1.4 REVENUE RECOGNITION

Revenue from the Sale of goods are recognised on passing of title to the customers. All other incomes are recognised on their accrual.

1.5 RETIREMENT BENEFITS

They are accounted for on cash basis except gratuity which has been provided based on year end liability.


Mar 31, 2010

1. ACCOUNTING CONCEPTS

The accounts of the company are prepared under the historical cost convention using accrual method of accounting unless stated otherwise hereinafter. Accounting policies not specifically referred to, are in consistence with generally accepted accounting principles.

2. FIXED ASSETS

(i) Fixed Assets are stated at cost less depreciation. The cost of fixed assets include installation and other incidental expenses.

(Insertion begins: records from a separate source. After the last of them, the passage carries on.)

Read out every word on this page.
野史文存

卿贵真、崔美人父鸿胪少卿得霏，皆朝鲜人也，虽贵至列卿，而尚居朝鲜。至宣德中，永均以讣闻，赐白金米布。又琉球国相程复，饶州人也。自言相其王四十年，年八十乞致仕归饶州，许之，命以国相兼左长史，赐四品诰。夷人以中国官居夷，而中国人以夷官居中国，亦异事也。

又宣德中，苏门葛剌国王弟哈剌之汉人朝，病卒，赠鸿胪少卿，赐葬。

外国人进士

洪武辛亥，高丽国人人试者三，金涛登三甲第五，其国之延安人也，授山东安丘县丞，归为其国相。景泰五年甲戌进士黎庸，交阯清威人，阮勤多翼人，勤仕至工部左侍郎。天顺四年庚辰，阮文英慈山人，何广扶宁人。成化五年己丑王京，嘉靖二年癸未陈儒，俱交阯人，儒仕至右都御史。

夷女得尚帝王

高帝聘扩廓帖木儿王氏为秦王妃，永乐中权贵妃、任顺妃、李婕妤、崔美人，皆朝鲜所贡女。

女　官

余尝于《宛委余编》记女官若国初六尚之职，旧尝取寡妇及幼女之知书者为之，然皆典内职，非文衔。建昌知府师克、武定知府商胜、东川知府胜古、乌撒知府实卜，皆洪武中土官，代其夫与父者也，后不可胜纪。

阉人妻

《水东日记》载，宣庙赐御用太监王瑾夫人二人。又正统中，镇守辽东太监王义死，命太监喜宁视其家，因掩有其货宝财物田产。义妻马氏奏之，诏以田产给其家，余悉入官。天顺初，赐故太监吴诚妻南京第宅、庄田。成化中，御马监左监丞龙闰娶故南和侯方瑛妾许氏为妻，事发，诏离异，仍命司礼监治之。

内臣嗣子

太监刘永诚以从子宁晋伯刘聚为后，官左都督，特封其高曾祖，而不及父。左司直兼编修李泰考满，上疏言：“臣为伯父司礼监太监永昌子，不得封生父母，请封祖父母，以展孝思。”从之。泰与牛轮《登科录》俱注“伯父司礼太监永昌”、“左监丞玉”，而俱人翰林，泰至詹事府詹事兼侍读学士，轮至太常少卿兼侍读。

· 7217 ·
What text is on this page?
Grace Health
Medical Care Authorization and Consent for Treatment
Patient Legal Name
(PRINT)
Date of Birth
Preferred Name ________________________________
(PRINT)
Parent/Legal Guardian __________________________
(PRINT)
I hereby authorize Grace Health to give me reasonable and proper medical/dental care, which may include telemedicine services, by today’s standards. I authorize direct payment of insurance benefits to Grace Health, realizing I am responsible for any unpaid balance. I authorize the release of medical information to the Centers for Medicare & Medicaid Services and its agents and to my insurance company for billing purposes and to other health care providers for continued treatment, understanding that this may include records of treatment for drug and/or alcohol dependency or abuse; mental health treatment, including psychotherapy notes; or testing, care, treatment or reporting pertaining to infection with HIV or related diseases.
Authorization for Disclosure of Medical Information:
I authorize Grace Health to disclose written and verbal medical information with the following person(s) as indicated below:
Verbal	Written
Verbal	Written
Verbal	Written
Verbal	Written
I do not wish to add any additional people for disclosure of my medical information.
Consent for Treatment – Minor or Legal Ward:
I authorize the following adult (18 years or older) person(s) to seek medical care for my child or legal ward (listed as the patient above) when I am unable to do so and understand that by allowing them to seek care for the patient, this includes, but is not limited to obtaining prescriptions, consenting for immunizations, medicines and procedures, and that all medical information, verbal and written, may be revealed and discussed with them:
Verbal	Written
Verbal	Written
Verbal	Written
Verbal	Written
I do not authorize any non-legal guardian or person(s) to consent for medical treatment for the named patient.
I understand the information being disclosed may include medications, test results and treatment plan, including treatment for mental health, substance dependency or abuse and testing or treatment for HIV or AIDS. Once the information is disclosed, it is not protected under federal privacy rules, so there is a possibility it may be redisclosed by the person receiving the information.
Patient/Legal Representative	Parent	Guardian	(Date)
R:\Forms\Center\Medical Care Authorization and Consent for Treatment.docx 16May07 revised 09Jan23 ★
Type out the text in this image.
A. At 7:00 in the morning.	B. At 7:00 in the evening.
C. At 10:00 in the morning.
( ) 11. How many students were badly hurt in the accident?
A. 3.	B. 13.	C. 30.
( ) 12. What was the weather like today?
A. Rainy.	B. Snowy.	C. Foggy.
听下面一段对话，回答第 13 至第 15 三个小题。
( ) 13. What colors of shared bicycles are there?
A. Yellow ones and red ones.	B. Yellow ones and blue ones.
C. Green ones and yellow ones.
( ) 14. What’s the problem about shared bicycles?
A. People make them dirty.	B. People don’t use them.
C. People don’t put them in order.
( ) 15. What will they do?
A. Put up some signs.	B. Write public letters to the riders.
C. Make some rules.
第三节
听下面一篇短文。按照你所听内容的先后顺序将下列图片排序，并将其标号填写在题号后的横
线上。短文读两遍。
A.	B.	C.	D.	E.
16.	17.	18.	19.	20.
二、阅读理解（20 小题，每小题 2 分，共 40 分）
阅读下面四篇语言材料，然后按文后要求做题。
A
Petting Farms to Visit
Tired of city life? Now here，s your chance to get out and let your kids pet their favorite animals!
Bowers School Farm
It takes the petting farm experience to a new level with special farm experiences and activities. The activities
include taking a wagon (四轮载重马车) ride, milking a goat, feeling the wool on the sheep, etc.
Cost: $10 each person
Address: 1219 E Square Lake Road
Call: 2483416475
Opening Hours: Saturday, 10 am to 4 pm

(ii) Depreciation is provided on W.D.V. method at the rates prescribed in schedule XIV of the Companies Act, 1956.

3. INVESTMENTS

These are recorded at cost inclusive of transfer expenses. When any investment is acquired without any cost (such as bonus) the same is valued at nil.

4. INVENTORIES

Closing stock is valued on FIFO method at lower of cost or net realisable value.

5. FOREIGN CURRENCY TRANSACTION

a) Transactions denominated in Foreign currencies are normally recorded at exchange rates prevailing at the time of the transactions.

b) Monetary items denominated in foreign currencies at the year end are translated at year end rates.

c) Non monetary foreign currency items are carried at cost.

d) Any income or expenses on account of exchange differences either on settlement or on translation is recognised in the Profit & Loss Account.

6. REVENUE RECOGNITION

Revenue from the sale of goods are recognised on passing of title to the customers.

7. RETIREMENT BENEFITS

These are accounted for on cash basis except gratuity which has been provided based on year end liability.